Au final, les partis ne se disputent même pas autour des questions idéologiques. Ils sont dans des positionnements pour survivre, soit dans l’opposition, soit pour maintenir leurs places dans la coalition gouvernementale afin d’atteindre d’autres objectifs, comme l’impunité de leurs responsables. Ils ne se positionnent pas pour des raisons identitaires, programmatiques ou des questions qui relèvent de l’idéologie.

Finalement, les classes démunies ont le sentiment qu’on leur a volé leur révolution ?

Oh que si ! Bien sûr que les classes démunies ont ce sentiment. Durant dix ans on s’est engouffré dans des questions législatives et institutionnelles, qui sont évidemment importantes, mais si les gens ne ressentent pas l’impact de ce changement législatif et institutionnel sur leur vie quotidienne, ils se sentent à coup sûr dépossédés de la révolution pour laquelle ils ont fait des sacrifices. Oui, ce sentiment existe, il s’amplifie de jour en jour. Il s’est exprimé notamment à travers ces manifestations qui ne sont, je le pense, que le prélude d’une colère populaire qui s’exprimera beaucoup plus largement.

Pensez-vous que la Tunisie avec ses problèmes économiques et financiers a les moyens d’une politique sociale ?

Nous savons évidemment que la situation du trésor public est difficile et que les moyens de l’Etat sont limités. Mais il faut œuvrer à mettre en place une politique sociale qui s’inscrit dans le développement et à créer une paix sociale. On peut dire que c’est un Etat qui n’a pas les moyens d’une politique sociale, mais qu’en est-il du coût de la non-paix sociale ? Comment cet Etat va faire face, à titre d’exemple, à des grèves à répétition ? Cela revient à s’exposer, dans tous les cas, à des situations assez compliquées.

Lors des récentes contestations, nous avons remarqué de nouveaux équipements du ministère de l’Intérieur notamment 60 nouveaux camions anti-émeutes. Le coût de chacun de ces camions est de l’ordre de 390 000 dinars tunisiens, soit près de 120 000 euros. Le coût de ces 60 camions est de 23 millions dinars tunisiens soit près de 7 millions d’euros. Or, un lit de réanimation, pour faire face au coronavirus coûte 120 000 dinars tunisiens. Ces 23 millions de dinars, soit les 7 millions d’euros, pouvaient nous faire acquérir 190 lits de réanimation.

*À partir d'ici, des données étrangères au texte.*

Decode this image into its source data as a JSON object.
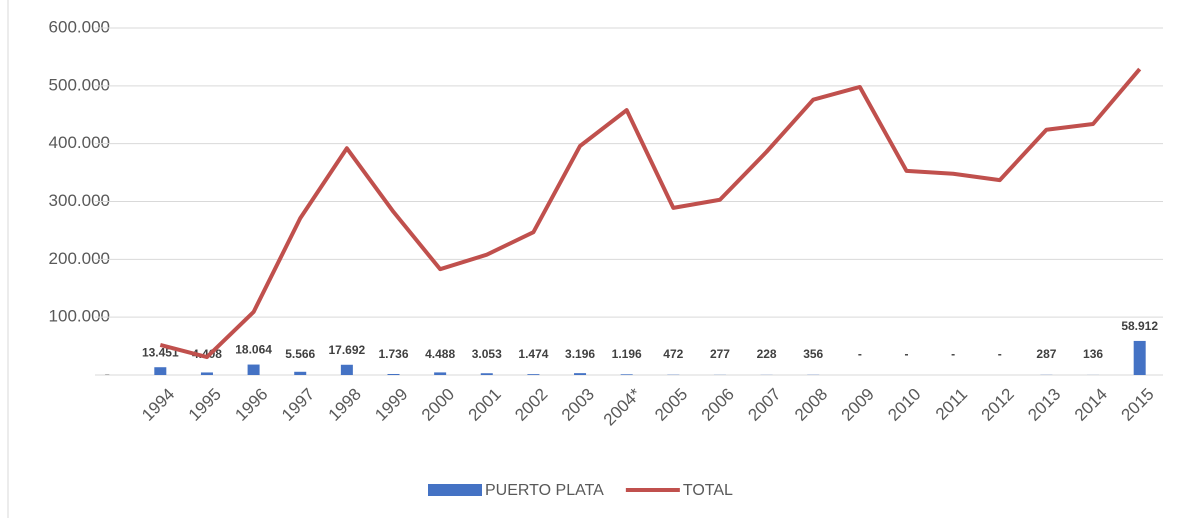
{
  "chart_data": {
    "type": "bar+line",
    "categories": [
      "1994",
      "1995",
      "1996",
      "1997",
      "1998",
      "1999",
      "2000",
      "2001",
      "2002",
      "2003",
      "2004*",
      "2005",
      "2006",
      "2007",
      "2008",
      "2009",
      "2010",
      "2011",
      "2012",
      "2013",
      "2014",
      "2015"
    ],
    "series": [
      {
        "name": "PUERTO PLATA",
        "type": "bar",
        "color": "#4472c4",
        "values": [
          13451,
          4408,
          18064,
          5566,
          17692,
          1736,
          4488,
          3053,
          1474,
          3196,
          1196,
          472,
          277,
          228,
          356,
          0,
          0,
          0,
          0,
          287,
          136,
          58912
        ],
        "value_labels": [
          "13.451",
          "4.408",
          "18.064",
          "5.566",
          "17.692",
          "1.736",
          "4.488",
          "3.053",
          "1.474",
          "3.196",
          "1.196",
          "472",
          "277",
          "228",
          "356",
          "-",
          "-",
          "-",
          "-",
          "287",
          "136",
          "58.912"
        ]
      },
      {
        "name": "TOTAL",
        "type": "line",
        "color": "#c0504d",
        "values": [
          52000,
          31000,
          109000,
          271000,
          392000,
          282000,
          183000,
          208000,
          247000,
          396000,
          458000,
          289000,
          303000,
          386000,
          476000,
          498000,
          353000,
          348000,
          337000,
          424000,
          434000,
          529000
        ]
      }
    ],
    "ylim": [
      0,
      600000
    ],
    "yticks": [
      {
        "value": 0,
        "label": "-"
      },
      {
        "value": 100000,
        "label": "100.000"
      },
      {
        "value": 200000,
        "label": "200.000"
      },
      {
        "value": 300000,
        "label": "300.000"
      },
      {
        "value": 400000,
        "label": "400.000"
      },
      {
        "value": 500000,
        "label": "500.000"
      },
      {
        "value": 600000,
        "label": "600.000"
      }
    ],
    "grid": true,
    "legend": "bottom"
  }
}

Ce simple exemple permet de décrire l’ordre de priorité de ce gouvernement. Il montre aussi qu’il est possible d’investir dans les services sanitaires à fournir à la population qui en a besoin. Ce sont des services dont la population ne doit pas être privée. Il faut les assurer au lieu de dépenser dans des équipements sécuritaires pour la réprimer quand elle exprime sa colère.